Kisah pertemuan Yesus dan Herodes Antipas menunjukkan ironi terbesar (Luk. 23:8-12).
Herodes merasa berkuasa di hadapan Yesus, padahal gelar “raja wilayah” (tetrarch)
yang disandangnya boleh dikatakan “raja ecek-ecek” karena merupakan pemberian dan di
bawah kendali Kaisar Romawi. Di sisi lain, Yesus yang adalah Raja di atas segala raja
tidak memamerkan kekuasaan-Nya di hadapan manusia. Bagaimana identitas orang Kristen
dapat dibangun melalui kisah yang ironis ini?
Sebelum pertemuan itu, Lukas sudah mencatat bagaimana Herodes mengikuti perjalanan
pelayanan Yesus. Herodes pertama-tama merasa tidak aman dengan kehadiran Yesus karena
mengira Yesus adalah Yohanes Pembaptis yang bangkit kembali (9:7). Di satu sisi, dia ingin
bertemu untuk melihat tanda-tanda yang dibuat-Nya (9:9). Di sisi lain, Herodes juga ingin
membunuh Yesus, mungkin karena dia melihat-Nya sebagai ancaman (13:31).
Meskipun Herodes “mengikuti” perjalanan Yesus ke mana-mana, dia jauh dari definisi
pengikut Kristus. Dia lebih tepat dikatakan sebagai seorang yang mengikuti berita perjalanan
rombongan sirkus dan tertarik untuk menonton. Pada pasal 23, Yesus dilihatnya sebagai
macan sirkus yang sedang “tidak berdaya” dan Herodes merasa punya waktu untuk bermain-
main dengan Yesus. Karena itu, “ketika Herodes melihat Yesus, ia sangat girang. Sebab
sudah lama ia ingin melihat-Nya, karena ia sering mendengar tentang Dia, lagi pula ia
mengharapkan melihat bagaimana Yesus mengadakan suatu tanda” (23:8).
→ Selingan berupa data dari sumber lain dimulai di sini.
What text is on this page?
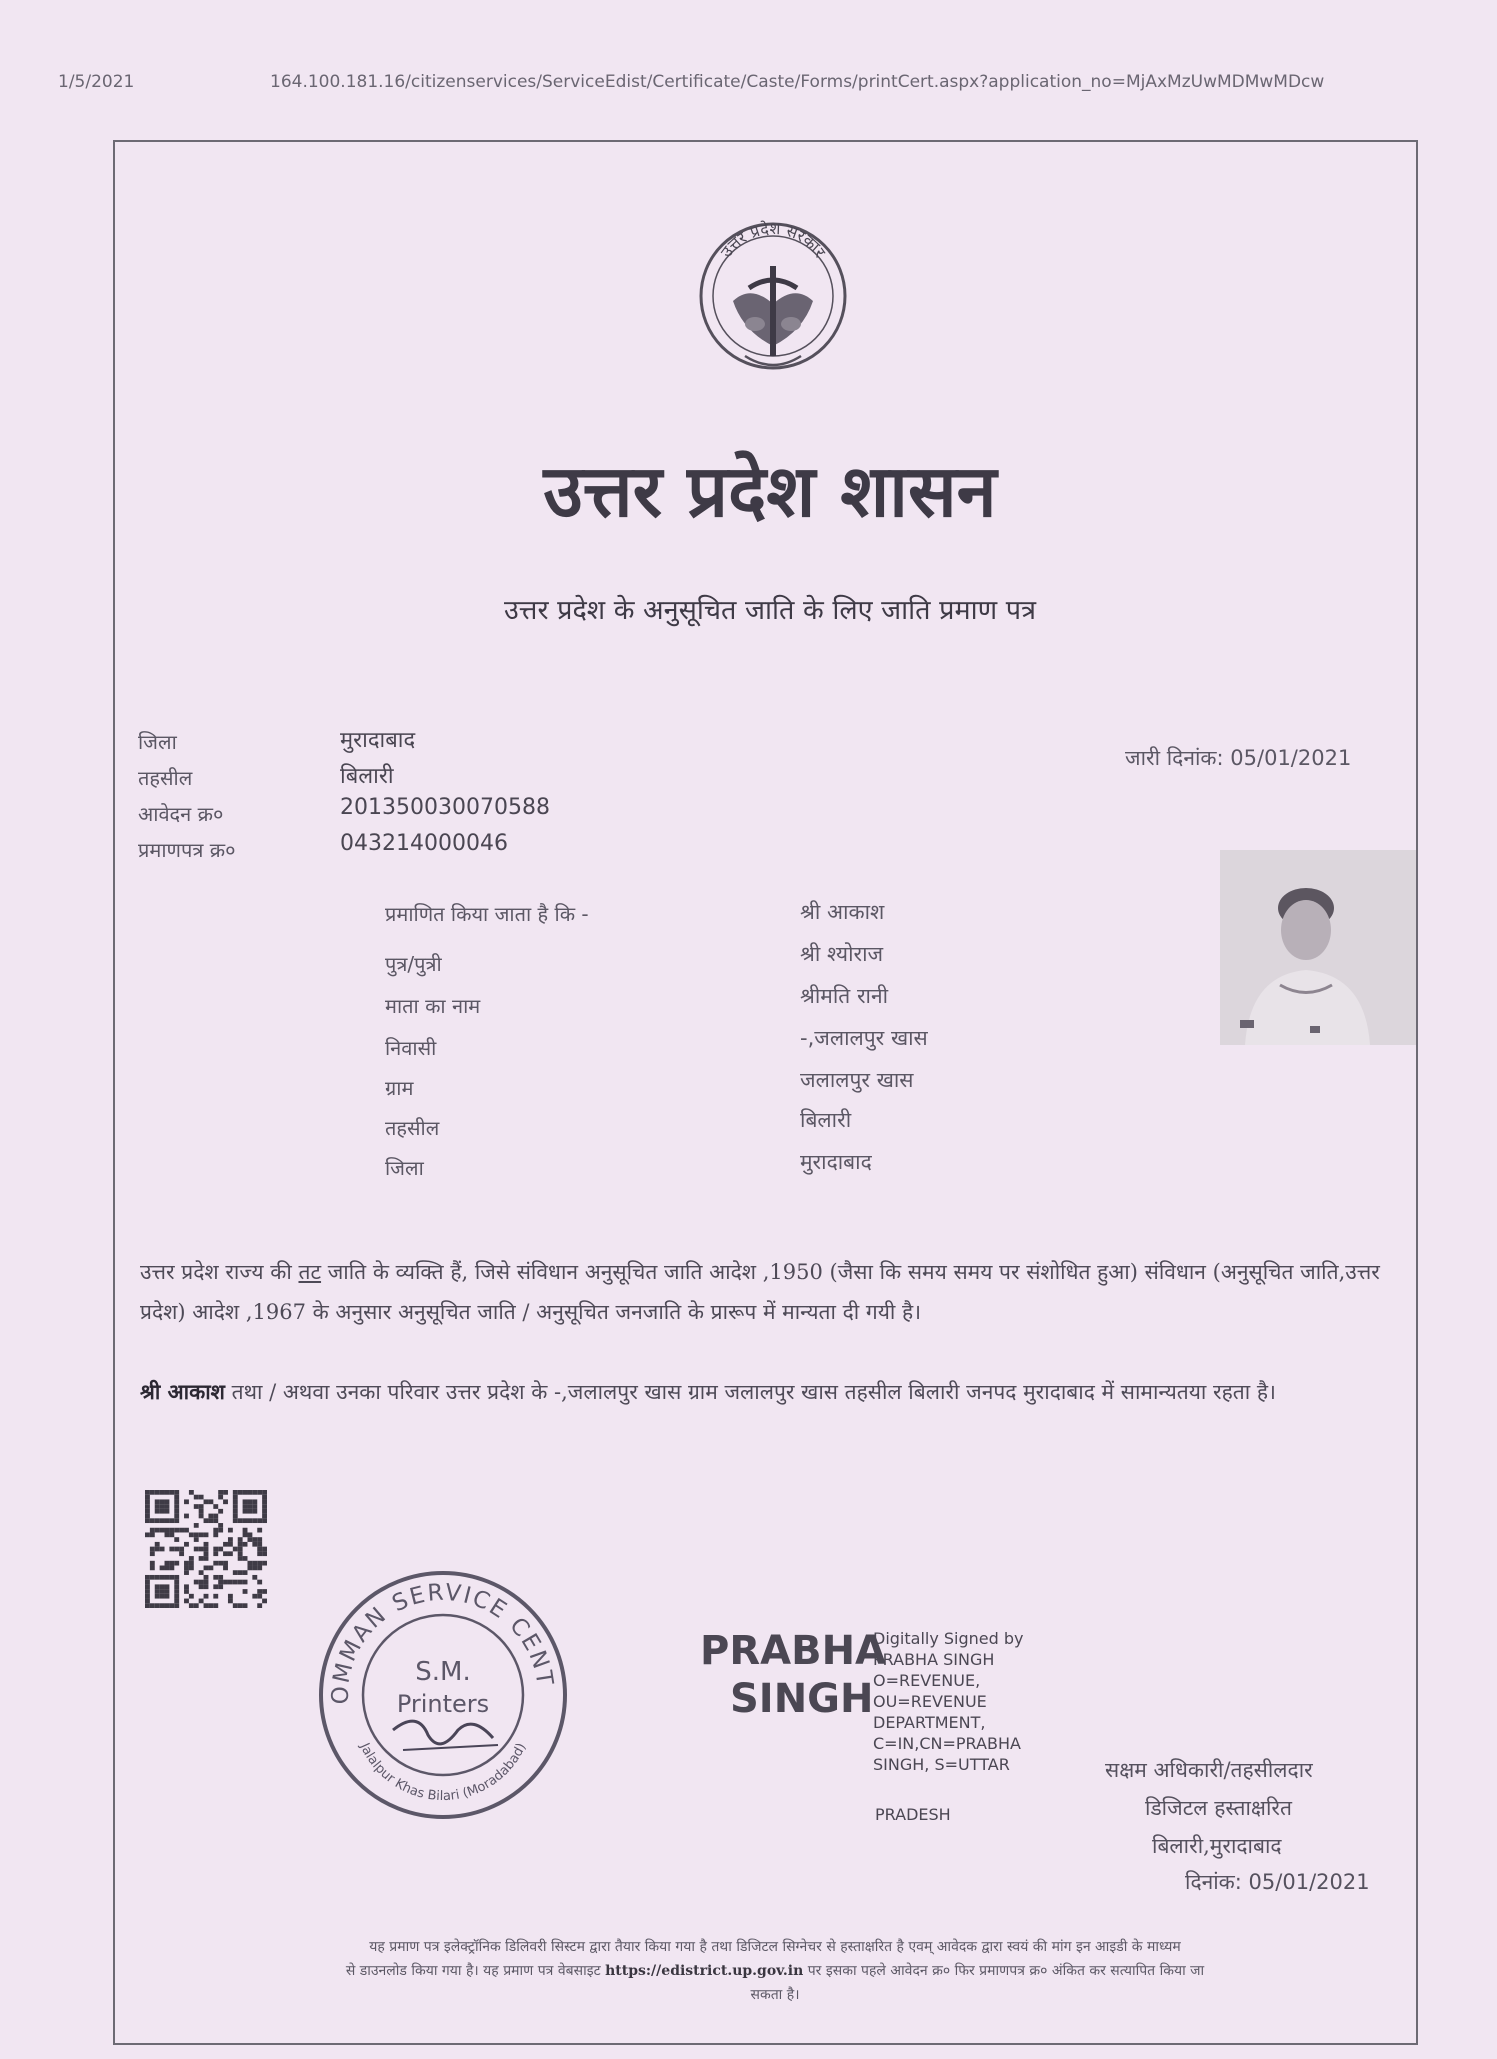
1/5/2021	164.100.181.16/citizenservices/ServiceEdist/Certificate/Caste/Forms/printCert.aspx?application_no=MjAxMzUwMDMwMDcw
उत्तर प्रदेश सरकार
उत्तर प्रदेश शासन
उत्तर प्रदेश के अनुसूचित जाति के लिए जाति प्रमाण पत्र
जिला	मुरादाबाद
तहसील	बिलारी
आवेदन क्र०	201350030070588
प्रमाणपत्र क्र०	043214000046
जारी दिनांक: 05/01/2021
प्रमाणित किया जाता है कि -	श्री आकाश
पुत्र/पुत्री	श्री श्योराज
माता का नाम	श्रीमति रानी
निवासी	-,जलालपुर खास
ग्राम	जलालपुर खास
तहसील	बिलारी
जिला	मुरादाबाद
उत्तर प्रदेश राज्य की तट जाति के व्यक्ति हैं, जिसे संविधान अनुसूचित जाति आदेश ,1950 (जैसा कि समय समय पर संशोधित हुआ) संविधान (अनुसूचित जाति,उत्तर प्रदेश) आदेश ,1967 के अनुसार अनुसूचित जाति / अनुसूचित जनजाति के प्रारूप में मान्यता दी गयी है।
श्री आकाश तथा / अथवा उनका परिवार उत्तर प्रदेश के -,जलालपुर खास ग्राम जलालपुर खास तहसील बिलारी जनपद मुरादाबाद में सामान्यतया रहता है।
OMMAN SERVICE CENT
Jalalpur Khas Bilari (Moradabad)
S.M.
Printers
PRABHA
SINGH
Digitally Signed by
PRABHA SINGH
O=REVENUE,
OU=REVENUE
DEPARTMENT,
C=IN,CN=PRABHA
SINGH, S=UTTAR
PRADESH
सक्षम अधिकारी/तहसीलदार
डिजिटल हस्ताक्षरित
बिलारी,मुरादाबाद
दिनांक: 05/01/2021
यह प्रमाण पत्र इलेक्ट्रॉनिक डिलिवरी सिस्टम द्वारा तैयार किया गया है तथा डिजिटल सिग्नेचर से हस्ताक्षरित है एवम् आवेदक द्वारा स्वयं की मांग इन आइडी के माध्यम
से डाउनलोड किया गया है। यह प्रमाण पत्र वेबसाइट https://edistrict.up.gov.in पर इसका पहले आवेदन क्र० फिर प्रमाणपत्र क्र० अंकित कर सत्यापित किया जा
सकता है।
Namun, dia cepat
menjadi bosan karena Yesus tidak melakukan apa-apa, sehingga disuruhlah anak buahnya
mempermainkan-Nya sebagai hiburan.
Dari adegan ini, tampaklah bagi kita siapa yang sebenarnya mulia dan siapa yang hina.
Penistaan Herodes terhadap Yesus tidak mengurangi sedikit pun kemuliaan-Nya. Malahan,
dengan kelakuan hinanya, Herodes telah membuat kontras antara dia dan Yesus makin jelas.
Dengan diam dan tidak meladeni Herodes, Yesus menunjukkan betapa berharga setiap kata-
kata yang keluar dari mulut-Nya, dan Herodes tidak layak mendapatkannya. Yesus datang ke
dunia untuk menjalankan kehendak Bapa-Nya, bukan untuk memberikan hiburan kepada
manusia.
Kehadiran orang Kristen di dunia ini mungkin saja akan menarik perhatian orang-orang
dunia. Namun, sebagai pengikut Kristus, kita mungkin saja akan mengecewakan dunia yang
meminta hiburan dari kita dan berakhir pada olok-olok. Meskipun kita taat kepada Tuhan
untuk melayani orang lain, tanggung jawab kita bukanlah meladeni keinginan dunia,
melainkan taat kepada Bapa kita yang di sorga. Itulah prinsip yang menjadi tulang punggung
kita. Gereja diminta untuk menjadi uluran tangan Kristus untuk memberikan penghiburan
bagi dunia berdosa, bukan menjadi “badut” yang memberikan hiburan. Kita adalah pembawa
pesan dari Tuhan, bukan kata-kata yang memanjakan kuping orang yang mendengarkan.